UK local authority funds need clearing house for social projects
UK - Local authority pension funds in the UK are increasingly keen to invest in alternative social projects, and the creation of a clearing house for such investment would encourage them to do so, a joint report has found.
The report published by the Smith Institute aims to discover how to promote local government pensions investment in local capital projects such as social housing.
Paul Hackett, director of the Smith Institute, said: "This study […] shows that there is growing appetite for 'alternative' social investment."
The challenge now was to scale this interest up, he said.
"A new agency to act as clearing house for these type of investments would help achieve that," Hackett said.
The study was put together by a research consortium of the Smith Institute, the Centre for Local Economic Strategies (CLES), Pensions Investment Research Consultants (PIRC) and the Local Authority Pension Fund Forum (LAPFF).

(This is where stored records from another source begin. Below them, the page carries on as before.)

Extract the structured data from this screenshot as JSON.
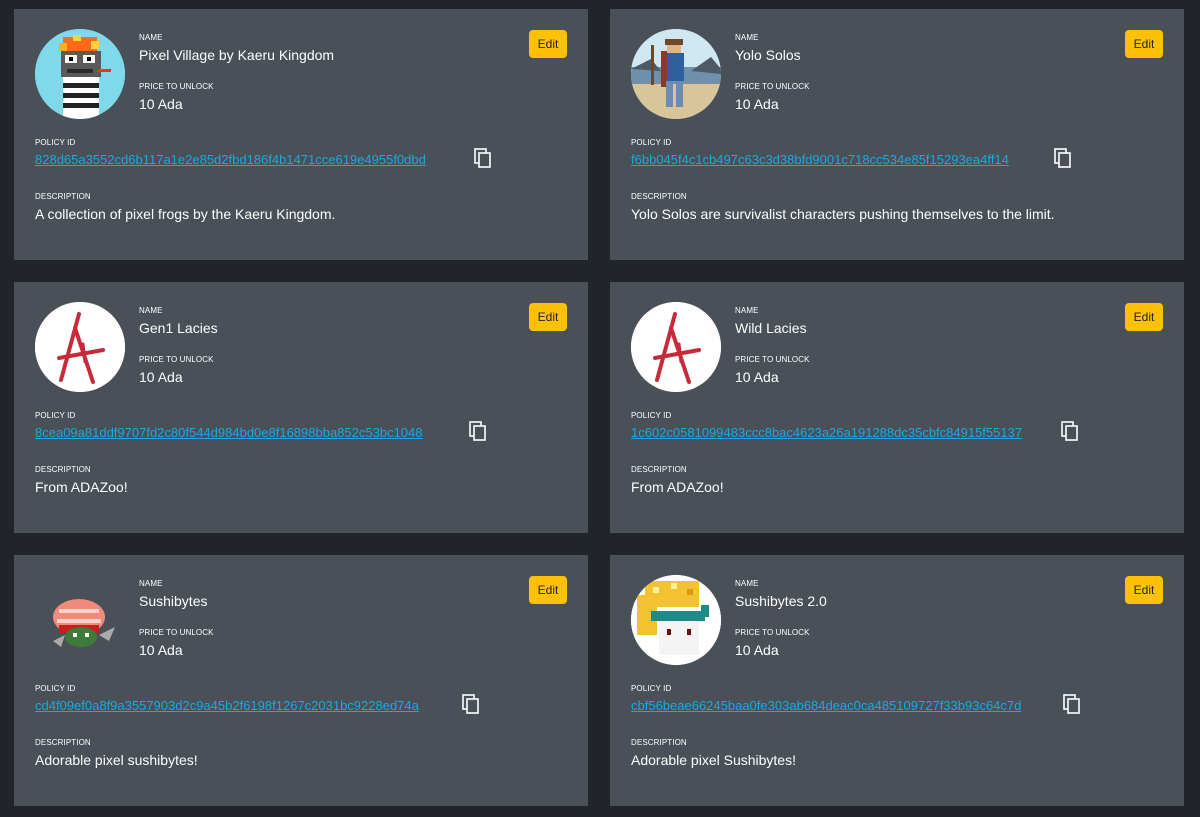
{
  "labels": {
    "name": "NAME",
    "price": "PRICE TO UNLOCK",
    "policy": "POLICY ID",
    "description": "DESCRIPTION",
    "edit": "Edit"
  },
  "colors": {
    "page_bg": "#212529",
    "card_bg": "#495057",
    "edit_button": "#ffc107",
    "link": "#1ba9e0"
  },
  "cards": [
    {
      "avatar_icon": "pixel-frog-avatar-icon",
      "name": "Pixel Village by Kaeru Kingdom",
      "price": "10 Ada",
      "policy_id": "828d65a3552cd6b117a1e2e85d2fbd186f4b1471cce619e4955f0dbd",
      "description": "A collection of pixel frogs by the Kaeru Kingdom."
    },
    {
      "avatar_icon": "survivalist-character-avatar-icon",
      "name": "Yolo Solos",
      "price": "10 Ada",
      "policy_id": "f6bb045f4c1cb497c63c3d38bfd9001c718cc534e85f15293ea4ff14",
      "description": "Yolo Solos are survivalist characters pushing themselves to the limit."
    },
    {
      "avatar_icon": "adazoo-logo-icon",
      "name": "Gen1 Lacies",
      "price": "10 Ada",
      "policy_id": "8cea09a81ddf9707fd2c80f544d984bd0e8f16898bba852c53bc1048",
      "description": "From ADAZoo!"
    },
    {
      "avatar_icon": "adazoo-logo-icon",
      "name": "Wild Lacies",
      "price": "10 Ada",
      "policy_id": "1c602c0581099483ccc8bac4623a26a191288dc35cbfc84915f55137",
      "description": "From ADAZoo!"
    },
    {
      "avatar_icon": "sushi-character-avatar-icon",
      "name": "Sushibytes",
      "price": "10 Ada",
      "policy_id": "cd4f09ef0a8f9a3557903d2c9a45b2f6198f1267c2031bc9228ed74a",
      "description": "Adorable pixel sushibytes!"
    },
    {
      "avatar_icon": "sushi-character-avatar-icon",
      "name": "Sushibytes 2.0",
      "price": "10 Ada",
      "policy_id": "cbf56beae66245baa0fe303ab684deac0ca485109727f33b93c64c7d",
      "description": "Adorable pixel Sushibytes!"
    }
  ]
}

Local and central government and the pension fund industry should to do more to make this type of investment happen, the report said.
These parties should blend and pool funds, provide better guidance and training for trustees and pension fund officers, reform the rules on the management and investment of funds, and set up a new independent platform, or clearing house, to assess the economic, social and environmental value of projects, it said.
Additionally, the report argued that the local economic development world - including Local Enterprise Partnerships - needed to engage more effectively with local authority pension funds.
The study was based on interviews with more than 100 local authority pension trustees, investment officers, fund managers, councillors, officers and advisers.
It found that nearly all pension funds had reacted to turbulent world markets by increasing exposure to alternatives - private equity and infrastructure.
Trustees were now taking more action to develop new and alternative sources of investment, the report said.
But fiduciary responsibilities and 'finance first' were cited as the main reasons for not developing extensive impact investments for wider economic benefit.
No pension funds said they would be prepared to accept less returns in exchange for achieving social benefits.
The funds showed significant interest in pooling resources and in mergers, as well as in the issue of the barriers to scaling-up investment.
The main barriers to developing these "impact investments" were managing reputational risks associated with new investments as well as potential conflicts of interest, especially to do with local infrastructure schemes, according to the report.
Funds were also worried that more complex fund portfolios would put extra time pressure on pension panel members.
The main areas for improvement included setting up joint ventures, pooling arrangements, developing framework agreements for procurement and commissioning external managers.
Additionally, funds wished to have a greater understanding of complex alternative investments such as layered property investments, joint ventures, and the use of derivatives and hedge funds to manage exposure to certain investments.